Scrolling through good conversations in my inbox, I came across an article I used to discuss what happened to management science. The article makes the case that physics might still be part of our human universe, not just an increasingly abstract description of some “uber-folded N-dimensional meta-scrapple.”
To the question (emphasis mine): “Do you think that physics has neglected some of these foundational questions as it has become, increasingly, a kind of engine for the applied sciences, focusing on the manipulation, rather than say, the explanation, of the physical world?”
Tim Maudlin says:
“Look, physics has definitely avoided what were traditionally considered to be foundational physical questions, but the reason for that goes back to the foundation of quantum mechanics. The problem is that quantum mechanics was developed as a mathematical tool. Physicists understood how to use it as a tool for making predictions, but without an agreement or understanding about what it was telling us about the physical world. And that’s very clear when you look at any of the foundational discussions.
This is what Einstein was upset about; this is what Schrodinger was upset about. Quantum mechanics was merely a calculational technique that was not well understood as a physical theory.
Bohr and Heisenberg tried to argue that asking for a clear physical theory was something you shouldn’t do anymore. That it was something outmoded. And they were wrong, Bohr and Heisenberg were wrong about that. But the effect of it was to shut down perfectly legitimate physics questions within the physics community for about half a century. And now we’re coming out of that, fortunately.”
Maudlin is a philosopher of physics, then working at New York University, the top ranked philosophy department in the English-speaking world. Maudlin's interests span the foundations of physics and philosophical inquiry through metaphysics and logic.
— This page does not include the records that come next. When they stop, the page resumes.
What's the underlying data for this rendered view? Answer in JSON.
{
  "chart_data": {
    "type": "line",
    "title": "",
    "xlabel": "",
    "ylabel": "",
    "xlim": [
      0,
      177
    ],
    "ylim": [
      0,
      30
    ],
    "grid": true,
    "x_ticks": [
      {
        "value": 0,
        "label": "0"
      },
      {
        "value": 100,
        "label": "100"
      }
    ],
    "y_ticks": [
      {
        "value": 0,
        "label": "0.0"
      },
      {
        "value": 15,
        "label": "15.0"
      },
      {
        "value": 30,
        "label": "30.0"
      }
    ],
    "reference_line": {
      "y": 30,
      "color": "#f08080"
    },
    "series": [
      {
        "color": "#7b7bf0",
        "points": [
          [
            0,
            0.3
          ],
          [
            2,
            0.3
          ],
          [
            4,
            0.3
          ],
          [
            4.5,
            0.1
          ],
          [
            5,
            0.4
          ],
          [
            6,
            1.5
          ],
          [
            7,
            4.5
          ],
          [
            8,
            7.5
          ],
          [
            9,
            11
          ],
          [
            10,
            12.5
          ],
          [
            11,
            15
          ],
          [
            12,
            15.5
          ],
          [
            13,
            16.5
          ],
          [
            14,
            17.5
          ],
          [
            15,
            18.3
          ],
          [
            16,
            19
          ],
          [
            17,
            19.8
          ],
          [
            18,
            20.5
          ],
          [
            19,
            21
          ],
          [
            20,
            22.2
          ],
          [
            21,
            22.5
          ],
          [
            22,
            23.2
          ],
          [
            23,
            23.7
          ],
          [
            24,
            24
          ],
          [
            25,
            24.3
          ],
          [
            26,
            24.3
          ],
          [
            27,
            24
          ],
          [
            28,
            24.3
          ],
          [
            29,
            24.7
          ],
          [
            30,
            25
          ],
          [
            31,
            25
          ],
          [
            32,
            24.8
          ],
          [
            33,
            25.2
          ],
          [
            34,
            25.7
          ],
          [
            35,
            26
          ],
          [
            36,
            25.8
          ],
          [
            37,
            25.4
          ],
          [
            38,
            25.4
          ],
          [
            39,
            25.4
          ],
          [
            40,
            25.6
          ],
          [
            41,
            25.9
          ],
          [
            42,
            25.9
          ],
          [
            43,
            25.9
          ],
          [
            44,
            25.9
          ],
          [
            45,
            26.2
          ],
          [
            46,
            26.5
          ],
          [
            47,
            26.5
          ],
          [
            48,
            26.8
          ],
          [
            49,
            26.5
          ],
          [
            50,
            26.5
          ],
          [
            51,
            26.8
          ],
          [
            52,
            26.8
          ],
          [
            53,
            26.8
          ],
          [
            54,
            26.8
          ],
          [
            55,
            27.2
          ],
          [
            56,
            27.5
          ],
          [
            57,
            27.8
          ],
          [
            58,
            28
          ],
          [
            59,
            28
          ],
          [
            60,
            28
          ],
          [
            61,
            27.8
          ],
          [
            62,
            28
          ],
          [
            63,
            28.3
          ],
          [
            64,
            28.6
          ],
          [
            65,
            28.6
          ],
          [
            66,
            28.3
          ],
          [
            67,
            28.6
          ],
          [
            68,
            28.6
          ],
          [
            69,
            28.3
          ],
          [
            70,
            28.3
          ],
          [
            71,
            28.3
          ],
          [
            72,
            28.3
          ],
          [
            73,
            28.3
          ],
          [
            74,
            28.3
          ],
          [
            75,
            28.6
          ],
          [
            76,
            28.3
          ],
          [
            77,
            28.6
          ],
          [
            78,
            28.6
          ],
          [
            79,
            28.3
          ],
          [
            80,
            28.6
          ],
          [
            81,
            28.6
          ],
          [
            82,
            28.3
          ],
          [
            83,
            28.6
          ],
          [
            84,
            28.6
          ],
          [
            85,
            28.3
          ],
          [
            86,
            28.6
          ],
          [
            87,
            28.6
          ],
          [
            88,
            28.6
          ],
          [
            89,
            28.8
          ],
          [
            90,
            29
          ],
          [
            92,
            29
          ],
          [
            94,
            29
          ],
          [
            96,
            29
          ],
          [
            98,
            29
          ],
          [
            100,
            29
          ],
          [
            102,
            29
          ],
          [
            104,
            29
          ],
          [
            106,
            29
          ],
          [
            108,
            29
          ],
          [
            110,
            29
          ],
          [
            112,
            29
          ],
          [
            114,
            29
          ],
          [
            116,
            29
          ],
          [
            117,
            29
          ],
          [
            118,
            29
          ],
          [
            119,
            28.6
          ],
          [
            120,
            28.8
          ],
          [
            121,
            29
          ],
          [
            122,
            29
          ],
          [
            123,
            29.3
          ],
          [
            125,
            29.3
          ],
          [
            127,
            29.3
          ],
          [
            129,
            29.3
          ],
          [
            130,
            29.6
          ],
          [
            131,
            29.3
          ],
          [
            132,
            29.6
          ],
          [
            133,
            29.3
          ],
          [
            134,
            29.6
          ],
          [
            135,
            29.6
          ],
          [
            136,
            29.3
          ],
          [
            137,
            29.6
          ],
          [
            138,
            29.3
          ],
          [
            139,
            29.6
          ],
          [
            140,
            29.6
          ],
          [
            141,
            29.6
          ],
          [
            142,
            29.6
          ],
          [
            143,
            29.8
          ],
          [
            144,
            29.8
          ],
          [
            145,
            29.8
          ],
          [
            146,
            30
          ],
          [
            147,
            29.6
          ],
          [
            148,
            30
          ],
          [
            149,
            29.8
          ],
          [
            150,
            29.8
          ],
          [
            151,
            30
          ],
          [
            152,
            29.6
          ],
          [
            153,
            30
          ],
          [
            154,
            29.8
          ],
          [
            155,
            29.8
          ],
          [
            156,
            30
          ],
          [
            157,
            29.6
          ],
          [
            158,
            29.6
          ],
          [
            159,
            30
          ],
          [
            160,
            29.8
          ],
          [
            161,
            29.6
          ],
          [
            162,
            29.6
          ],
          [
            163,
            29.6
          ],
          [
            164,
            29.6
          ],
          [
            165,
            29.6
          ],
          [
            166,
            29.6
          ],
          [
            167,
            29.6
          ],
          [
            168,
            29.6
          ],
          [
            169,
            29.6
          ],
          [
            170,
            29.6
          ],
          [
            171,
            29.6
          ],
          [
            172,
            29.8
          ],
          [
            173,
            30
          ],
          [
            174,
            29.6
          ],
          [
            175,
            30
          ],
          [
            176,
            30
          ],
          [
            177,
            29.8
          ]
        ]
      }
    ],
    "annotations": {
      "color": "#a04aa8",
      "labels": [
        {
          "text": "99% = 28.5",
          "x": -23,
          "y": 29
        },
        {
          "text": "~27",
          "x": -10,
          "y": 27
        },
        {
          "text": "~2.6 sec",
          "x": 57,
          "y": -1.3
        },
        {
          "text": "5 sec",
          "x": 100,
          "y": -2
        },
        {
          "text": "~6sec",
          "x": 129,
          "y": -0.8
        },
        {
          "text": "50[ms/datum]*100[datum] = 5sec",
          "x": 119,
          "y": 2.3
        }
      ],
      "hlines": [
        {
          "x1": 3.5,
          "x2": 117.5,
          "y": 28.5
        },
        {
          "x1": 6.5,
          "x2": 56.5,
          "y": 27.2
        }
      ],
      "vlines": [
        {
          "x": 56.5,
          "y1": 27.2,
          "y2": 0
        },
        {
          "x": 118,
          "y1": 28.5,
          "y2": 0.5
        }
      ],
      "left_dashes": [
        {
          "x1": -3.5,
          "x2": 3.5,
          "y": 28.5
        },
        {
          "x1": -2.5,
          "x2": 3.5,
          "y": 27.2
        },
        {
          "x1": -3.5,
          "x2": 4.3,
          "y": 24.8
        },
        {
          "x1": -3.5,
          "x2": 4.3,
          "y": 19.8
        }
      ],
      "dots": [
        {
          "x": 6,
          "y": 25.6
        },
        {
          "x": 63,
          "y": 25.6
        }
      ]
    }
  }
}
Physicist David Bohm suggested going beyond argument in On Dialogue. “Bohr and Einstein probably should have had a dialogue. In a dialogue they might have listened properly to each other's opinion. And perhaps they both would have suspended their opinions, and moved out beyond relativity and beyond quantum theory into something new.”
I wrote elsewhere how conversation is the work. Going back more than fifteen years, the email threads of a continuing dialogue with my friend corporate law theorist Peter Tunjic showed me the value of knowledge in use. Our back and forth taught me a lot about the progression of my thinking and evolution of our work.
Random articles we found and shared comments as we went about projects, travel, and changes over time make sense of what's been happening. More than the frantic news bits and volatile social media streams, impermanent and quite possibly limiting fragments. In dialogue you have the freedom to roam based on accountability to each other.
One of the cons(equences) of search having become the dominant technology of our time is that it forces the classification of everything. When you start by classifying, assumptions become part of it. Possibility shrinks. The infinite possibilities for explanation shrink withing the googled universe.
Searching for answers, in itself, can be positive. But the perception that there doesn't seem to be room in the future for exploration of what could be, that is limiting. In business, “out-of-the-box” signifies going beyond you'd consider usual, traditional, or conventional. Your mileage may vary as to how far from the constraints.
Rarely, if ever, we see the boundless humanity
that is outside the box.
“Out of the box” is an idiom borrowed from technology. If you buy a computer or software and you can use it out of the box, it means you can use it immediately. We're not just borrowing the words and expressions, technology has rewired the way we think about and act upon things.
Progress for management science as for physics and technology depends on getting back to fundamental questions. What is value? How do we know what it the right thing to do? How do constructs influence what we hear when and if we listen?
Confusion is a natural condition. Our bodies recognize confusion before we ever experience it. But the body then reacts to it by running away. “I am right and you are wrong,” rather than allowing the state of confusion. What Peter calls “flight to right” limits human potential.
Imagine how much we could accomplish with boundless humanity.